We Live In A Transient Internet
One of the original purposes of the early Internet, beyond endless information, chat rooms and porn, was its offer of anonymity and privacy. Today, the role of Internet is as a remote tool designed for the kind of conversation you might have in a public house or cafe, which could be both highly personal and private and you hope nobody is listening in.
Posting, sharing, then your thoughts and messages disappearing, was part of the fundamental appeal for millions of users. Not any more.
The Internet, cloud computing and the evolution of social networks has led to a significant transition. We have now moved from carrying paper images around, to having digital ones on our smartphone and the smartphone has taken over from the camera.
As time went on and more of ourselves were placed online, the need to erase our digital paper trail grew at the same rate as our inability to do so. The modern Internet's capacity for privacy has dissolved with the arrival of mainstream social media and the appeal it has for creating a personal shop window.
The evolution of social media has been fueled by the human impulse to communicate is a story about using technology to establish personal connections at massive scale. By the time Snapchat launched in the autumn of 2012, the itch for a return to the ephemeral disappearing Internet was prevalent. Eight years later, Snapchat is really a messaging service on steroids, with all the benefits of a real conversation, visual stimulus, speed, and the contents being left to human memory.
What Snapchat unlocked was a desperate desire for users to not have their digital actions follow them around, fulfilling the wish that your posts need not live on in your timeline forever.
Through fulfilling this need, Snapchat and others like it unlocked a new era of disappearing content, in stark contrast to most mainstream platforms, where content in your timeline is almost impossible to expunge - as anybody who has ever tried to close their Facebook account can tell you.
Fulfillment of this need lies behind the latest initiative from Twitter with their new “fleets” - posts that, like Instagram Stories, disappear after 24 hours. Fleets are so named because they are fleeting - the work of a moment. They sit at the top of your mobile screen and can display pictures or screenshots of tweets users feel deserve a second showing and then they are gone.

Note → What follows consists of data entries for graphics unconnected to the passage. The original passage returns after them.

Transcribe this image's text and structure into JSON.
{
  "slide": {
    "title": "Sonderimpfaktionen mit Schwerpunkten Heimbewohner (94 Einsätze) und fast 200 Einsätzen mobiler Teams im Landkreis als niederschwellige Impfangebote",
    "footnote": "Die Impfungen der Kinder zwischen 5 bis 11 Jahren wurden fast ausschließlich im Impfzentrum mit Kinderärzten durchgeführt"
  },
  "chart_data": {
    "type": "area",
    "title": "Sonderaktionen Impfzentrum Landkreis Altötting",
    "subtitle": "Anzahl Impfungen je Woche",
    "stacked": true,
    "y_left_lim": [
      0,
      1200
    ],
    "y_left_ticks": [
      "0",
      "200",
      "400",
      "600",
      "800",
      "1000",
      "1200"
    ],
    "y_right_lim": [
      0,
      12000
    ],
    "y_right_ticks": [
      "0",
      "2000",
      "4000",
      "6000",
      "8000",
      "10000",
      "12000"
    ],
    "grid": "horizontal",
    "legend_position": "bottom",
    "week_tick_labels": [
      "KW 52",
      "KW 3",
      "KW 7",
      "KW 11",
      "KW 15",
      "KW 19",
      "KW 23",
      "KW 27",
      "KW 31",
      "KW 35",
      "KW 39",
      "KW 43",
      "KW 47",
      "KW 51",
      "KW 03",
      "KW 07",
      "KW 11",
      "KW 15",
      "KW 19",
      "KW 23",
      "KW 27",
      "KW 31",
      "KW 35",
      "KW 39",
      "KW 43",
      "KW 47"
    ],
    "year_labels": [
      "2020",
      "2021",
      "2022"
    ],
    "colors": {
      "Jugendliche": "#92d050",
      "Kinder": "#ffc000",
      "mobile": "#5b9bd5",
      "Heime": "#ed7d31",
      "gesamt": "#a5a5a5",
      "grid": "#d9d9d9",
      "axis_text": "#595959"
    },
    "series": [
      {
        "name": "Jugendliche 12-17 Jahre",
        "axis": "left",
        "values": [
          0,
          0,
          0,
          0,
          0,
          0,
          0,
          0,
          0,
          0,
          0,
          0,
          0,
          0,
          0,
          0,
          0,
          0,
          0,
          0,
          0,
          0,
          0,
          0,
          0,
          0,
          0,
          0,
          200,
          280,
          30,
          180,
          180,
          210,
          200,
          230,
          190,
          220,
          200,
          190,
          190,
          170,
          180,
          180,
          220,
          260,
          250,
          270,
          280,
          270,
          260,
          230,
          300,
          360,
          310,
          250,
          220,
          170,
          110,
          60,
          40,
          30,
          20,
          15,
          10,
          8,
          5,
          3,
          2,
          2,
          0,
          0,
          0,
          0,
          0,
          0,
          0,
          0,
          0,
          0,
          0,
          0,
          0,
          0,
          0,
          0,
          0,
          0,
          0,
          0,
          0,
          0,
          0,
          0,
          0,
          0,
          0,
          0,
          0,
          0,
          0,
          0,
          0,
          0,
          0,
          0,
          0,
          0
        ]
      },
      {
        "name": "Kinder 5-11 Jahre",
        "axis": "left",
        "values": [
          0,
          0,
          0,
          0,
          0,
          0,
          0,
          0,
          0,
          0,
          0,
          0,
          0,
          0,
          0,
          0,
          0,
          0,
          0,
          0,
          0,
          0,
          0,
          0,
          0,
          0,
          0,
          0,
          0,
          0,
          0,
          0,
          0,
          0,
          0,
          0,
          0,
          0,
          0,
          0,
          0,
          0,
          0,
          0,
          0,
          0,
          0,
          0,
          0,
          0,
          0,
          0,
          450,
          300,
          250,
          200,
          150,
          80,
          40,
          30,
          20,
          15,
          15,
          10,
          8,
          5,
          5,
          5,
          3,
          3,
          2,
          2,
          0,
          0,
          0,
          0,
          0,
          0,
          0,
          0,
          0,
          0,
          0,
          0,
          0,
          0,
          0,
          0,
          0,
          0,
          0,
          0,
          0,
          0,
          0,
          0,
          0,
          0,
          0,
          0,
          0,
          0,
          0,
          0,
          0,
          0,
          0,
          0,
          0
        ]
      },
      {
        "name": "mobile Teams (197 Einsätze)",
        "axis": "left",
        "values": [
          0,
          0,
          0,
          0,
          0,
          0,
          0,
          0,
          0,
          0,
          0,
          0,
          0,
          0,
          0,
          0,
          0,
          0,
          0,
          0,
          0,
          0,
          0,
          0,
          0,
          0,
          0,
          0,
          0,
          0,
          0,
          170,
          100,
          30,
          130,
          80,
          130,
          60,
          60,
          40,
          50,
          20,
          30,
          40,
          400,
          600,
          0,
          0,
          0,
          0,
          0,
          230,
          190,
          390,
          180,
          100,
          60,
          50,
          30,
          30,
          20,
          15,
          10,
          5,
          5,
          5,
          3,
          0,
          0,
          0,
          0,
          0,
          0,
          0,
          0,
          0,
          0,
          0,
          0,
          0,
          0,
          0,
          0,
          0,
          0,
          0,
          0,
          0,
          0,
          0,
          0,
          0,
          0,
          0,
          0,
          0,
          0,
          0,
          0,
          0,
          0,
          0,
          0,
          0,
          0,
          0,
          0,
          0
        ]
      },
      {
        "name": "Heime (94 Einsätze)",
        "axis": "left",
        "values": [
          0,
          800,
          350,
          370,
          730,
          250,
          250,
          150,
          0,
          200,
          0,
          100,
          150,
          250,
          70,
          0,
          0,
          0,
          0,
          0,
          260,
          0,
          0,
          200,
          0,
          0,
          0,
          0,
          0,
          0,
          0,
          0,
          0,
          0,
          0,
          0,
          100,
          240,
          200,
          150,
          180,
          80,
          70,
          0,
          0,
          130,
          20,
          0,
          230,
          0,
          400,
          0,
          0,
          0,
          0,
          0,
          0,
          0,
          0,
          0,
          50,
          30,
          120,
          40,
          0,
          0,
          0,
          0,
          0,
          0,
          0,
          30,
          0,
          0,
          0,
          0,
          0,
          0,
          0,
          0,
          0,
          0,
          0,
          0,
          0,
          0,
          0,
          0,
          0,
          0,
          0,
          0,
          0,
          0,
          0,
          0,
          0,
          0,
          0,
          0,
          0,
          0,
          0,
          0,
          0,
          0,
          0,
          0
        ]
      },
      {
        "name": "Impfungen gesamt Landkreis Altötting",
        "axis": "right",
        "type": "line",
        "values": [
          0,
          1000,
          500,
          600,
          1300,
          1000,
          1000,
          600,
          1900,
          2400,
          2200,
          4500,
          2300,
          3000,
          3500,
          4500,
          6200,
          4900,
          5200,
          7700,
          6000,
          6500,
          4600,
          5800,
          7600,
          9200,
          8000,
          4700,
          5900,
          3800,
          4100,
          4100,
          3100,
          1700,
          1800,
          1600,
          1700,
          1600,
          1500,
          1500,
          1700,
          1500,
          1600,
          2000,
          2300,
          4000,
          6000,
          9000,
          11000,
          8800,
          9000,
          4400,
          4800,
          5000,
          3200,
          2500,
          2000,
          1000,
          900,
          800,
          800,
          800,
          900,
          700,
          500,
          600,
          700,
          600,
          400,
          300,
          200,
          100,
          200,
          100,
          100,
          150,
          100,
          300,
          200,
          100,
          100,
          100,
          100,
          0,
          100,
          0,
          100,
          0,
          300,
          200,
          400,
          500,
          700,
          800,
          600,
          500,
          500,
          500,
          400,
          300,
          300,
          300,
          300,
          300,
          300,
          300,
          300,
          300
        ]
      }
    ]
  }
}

Twitter is a platform that is frequently accused of a powerful source of misinformation and abuse, largely because because the evidence is so easily accessible. Journalists and fact checkers can easily report on Twitter’s many trends because they are so readily available. Twitter data is searchable and can be quickly aggregated. It can derive thousands of results from a single word search.
Twitter is also the biggest megaphone for some of the world’s most powerful people including Donald Trump who, without editorial mediation, can tweet whatever he wants, even with some warnings about his message content inserted by Twitter .But with Fleets, Twitter has created a new opportunity for for its more questionable users to do their work far less publicly.
The implications of un-traceability for dangerous people, dangerous ideas and those who hold power are now crystallised on the platform where they are given an unchecked voice.
Social media is great for making friends and exploring interests, it is also great for radicalising lonely young people and spreading misinformation that can cost lives. The problem may not be struggling to find disappearing content from popular accounts, but that the millions of small accounts whose tweets are traceable will be able to post the same content while making it impossible to track the mass effect.
Fleets may just become another ill-conieived andely-used feature. and may eventually be undone simply because in the end nobody uses them. The important question is who benefits the most out of our posted content automatically disappearing. Is it the normal people who don’t want to be plagued by every online action, particularly those who’ve had access to social media their entire lives? Or, will it be those malicious users who are already twisting the Internet into their own version of reality, who have made misinformation and abuse normal.
Some of the dangerous ideals popularised in the last decade began in online spaces free of personal accountability. The hope to be free of our digital footprint and to be afforded true privacy is a valid wish. However, the capacity for co-option when everything online becomes impermanent will never not exist.
This complexity will only be untangled if we start honestly answering the question: Who wins most on the ephemeral Internet? Do the benefits outweigh the costs? These are serious questions for the next generation to deal with as the Internet’s effects on fake news and the financial problems for the established publishing companies, who are losing the commercial ability to produce real truth in news.